Bleiben bald die Netze leer?
Im Bereich der Europäischen Union gelten zwar Fangquoten, die eine Überfischung verhindern sollen, doch die zulässigen Mengen liegen meist über wissenschaftlich vertretbaren Grenzen. Und die Fangflotten weichen immer stärker in andere Gebiete aus, so z. B. vor die afrikanische Küste, um dort die Netze auszuwerfen, und damit gefährden sie dort gerade auch die Ernährung der einheimischen Bevölkerung und die Arbeitsplätze der Fischer, die mit ihren kleinen Booten gegen riesige Trawler und Fabrikschiffe nicht ankommen. So mancher arbeitslose Fischer wird sich dann mit seiner Familie gen Europa aufmachen und so die Migrationsströme verstärken. „Deutschland hat bei Fisch nur einen Selbstversorgungsgrad von rund 25 Prozent“, so das Bundesministerium für Ernährung und Landwirtschaft, daher ist es von größter Bedeutung internationale und wirklich bindende Abkommen zum Fischfang voranzutreiben, denn regionale Übereinkünfte – wie in der EU – sind natürlich wichtig, doch werden sie die Fischbestände nicht sichern können.

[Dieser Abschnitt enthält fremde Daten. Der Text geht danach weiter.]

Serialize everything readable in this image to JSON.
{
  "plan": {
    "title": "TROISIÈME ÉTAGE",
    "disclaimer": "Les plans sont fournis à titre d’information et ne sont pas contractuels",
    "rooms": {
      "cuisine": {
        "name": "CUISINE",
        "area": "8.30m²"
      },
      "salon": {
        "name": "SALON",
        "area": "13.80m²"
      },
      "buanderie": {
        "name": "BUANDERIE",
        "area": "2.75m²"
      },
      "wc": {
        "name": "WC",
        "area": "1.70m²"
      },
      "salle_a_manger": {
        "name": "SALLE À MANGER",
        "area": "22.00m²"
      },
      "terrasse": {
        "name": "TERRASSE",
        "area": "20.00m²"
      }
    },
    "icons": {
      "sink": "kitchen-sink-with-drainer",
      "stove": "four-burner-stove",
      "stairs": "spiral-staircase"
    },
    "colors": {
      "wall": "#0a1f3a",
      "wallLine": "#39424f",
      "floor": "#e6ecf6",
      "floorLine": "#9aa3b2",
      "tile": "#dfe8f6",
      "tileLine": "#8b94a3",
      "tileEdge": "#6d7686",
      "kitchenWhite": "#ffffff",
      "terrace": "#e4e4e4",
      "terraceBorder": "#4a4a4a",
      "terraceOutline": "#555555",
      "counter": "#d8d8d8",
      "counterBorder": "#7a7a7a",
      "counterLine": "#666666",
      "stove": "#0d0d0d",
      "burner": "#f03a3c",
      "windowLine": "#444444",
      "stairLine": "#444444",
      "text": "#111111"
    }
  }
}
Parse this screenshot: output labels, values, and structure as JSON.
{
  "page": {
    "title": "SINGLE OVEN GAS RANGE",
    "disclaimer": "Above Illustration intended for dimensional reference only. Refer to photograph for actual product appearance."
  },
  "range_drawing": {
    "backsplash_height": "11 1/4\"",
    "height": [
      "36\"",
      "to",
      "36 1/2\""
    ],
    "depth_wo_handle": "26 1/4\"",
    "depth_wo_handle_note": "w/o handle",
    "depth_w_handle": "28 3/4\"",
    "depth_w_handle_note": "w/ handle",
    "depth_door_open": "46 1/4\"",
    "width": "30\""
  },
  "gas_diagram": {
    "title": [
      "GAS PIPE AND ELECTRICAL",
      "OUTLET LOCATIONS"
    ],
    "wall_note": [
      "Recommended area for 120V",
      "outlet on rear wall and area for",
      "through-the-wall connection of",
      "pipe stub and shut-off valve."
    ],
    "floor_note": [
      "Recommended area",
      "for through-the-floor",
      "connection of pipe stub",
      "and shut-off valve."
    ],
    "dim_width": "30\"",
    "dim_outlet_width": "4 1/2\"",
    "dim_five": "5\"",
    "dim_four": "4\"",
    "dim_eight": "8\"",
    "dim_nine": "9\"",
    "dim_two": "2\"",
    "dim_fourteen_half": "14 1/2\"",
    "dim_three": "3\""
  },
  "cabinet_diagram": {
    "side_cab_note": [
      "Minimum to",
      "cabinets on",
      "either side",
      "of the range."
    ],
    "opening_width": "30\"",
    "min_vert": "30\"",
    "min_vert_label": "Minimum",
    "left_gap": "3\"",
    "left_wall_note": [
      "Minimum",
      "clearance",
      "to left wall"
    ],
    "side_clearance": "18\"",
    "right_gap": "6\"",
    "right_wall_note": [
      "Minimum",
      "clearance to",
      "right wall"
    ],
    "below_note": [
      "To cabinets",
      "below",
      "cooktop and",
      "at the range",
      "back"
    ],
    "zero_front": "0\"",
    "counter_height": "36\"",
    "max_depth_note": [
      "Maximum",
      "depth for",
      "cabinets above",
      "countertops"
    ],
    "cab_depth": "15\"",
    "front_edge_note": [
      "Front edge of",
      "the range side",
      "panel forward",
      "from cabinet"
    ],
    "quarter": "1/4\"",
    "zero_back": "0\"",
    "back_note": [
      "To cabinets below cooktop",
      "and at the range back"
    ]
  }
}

In den letzten Jahren hat China die größte Fischfangflotte der Welt aufgebaut, und ihre Schiffe schalten auch gerne mal Ortungssysteme ab, um ungestört in Schutzgebieten die Netze auswerfen zu können. So berichtete ‚Der Spiegel‘: „Dass derzeit Hunderte, überwiegend chinesische Fischereischiffe vor der Küste der unter Naturschutz stehenden Galapagosinseln unterwegs sind, hat die Regierung Ecuadors bereits im August beunruhigt. Damals klagte das Land über das undurchsichtige Vorgehen der Chinesen.“ Nicht nur der Corona-Virus, sondern auch Fischereischiffe werden zu ungebetenen ‘Gästen’ aus China.

„Vor allem die Fischgründe des Nordatlantiks und des Mittelmeers sind mit gigantischen Schleppnetzen inzwischen praktisch leergefischt“, so Greenpeace. Der Einsatz von Schleppnetzen müsste stärker beschränkt werden, da sie mit den eingesetzten Gewichten den Meeresboden regelrecht umpflügen – und dies mehrmals jährlich. Der Beifang ist ein weiteres Problem der häufig 1 500 Meter langen Netze: Wale und Haie sterben darin. Der Bund für Umwelt und Naturschutz bemerkt dazu: „Dabei leidet oft auch die Qualität der ‚Zielart‘, da viele Fische aufgrund des starken Drucks in den Netzen zerquetscht oder verletzt werden.“ Dies alles ist für mich mehr als erschreckend, obwohl ich gerne am Meer auch mal Fisch esse. Aber wir müssen uns dafür einsetzen, dass beim Fischfang gleichfalls Qualität vor Quantität geht: wer mit brutalen Fangmethoden riesige Mengen an Fisch aus dem Wasser zieht, und dann hohe Prozentsätze an Beifang tot wieder über Bord wirft, der gefährdet den Fischbestand, ohne den Fischessern mehr auf ihren Tellern zu servieren. Längst haben immer größere Trawler die lokalen Küstenfischer an den Rand gedrängt. Die Industrialisierung ist in der Fischerei ebenso vorangetrieben worden wie in der Landwirtschaft, und dies schadet auf dem Meer und auf Äckern und Wiesen der Natur. Wenn ich daher noch Fisch esse, dann von kleinen lokalen Fischern oder zumindest mit MSC-Siegel aus dem Supermarkt.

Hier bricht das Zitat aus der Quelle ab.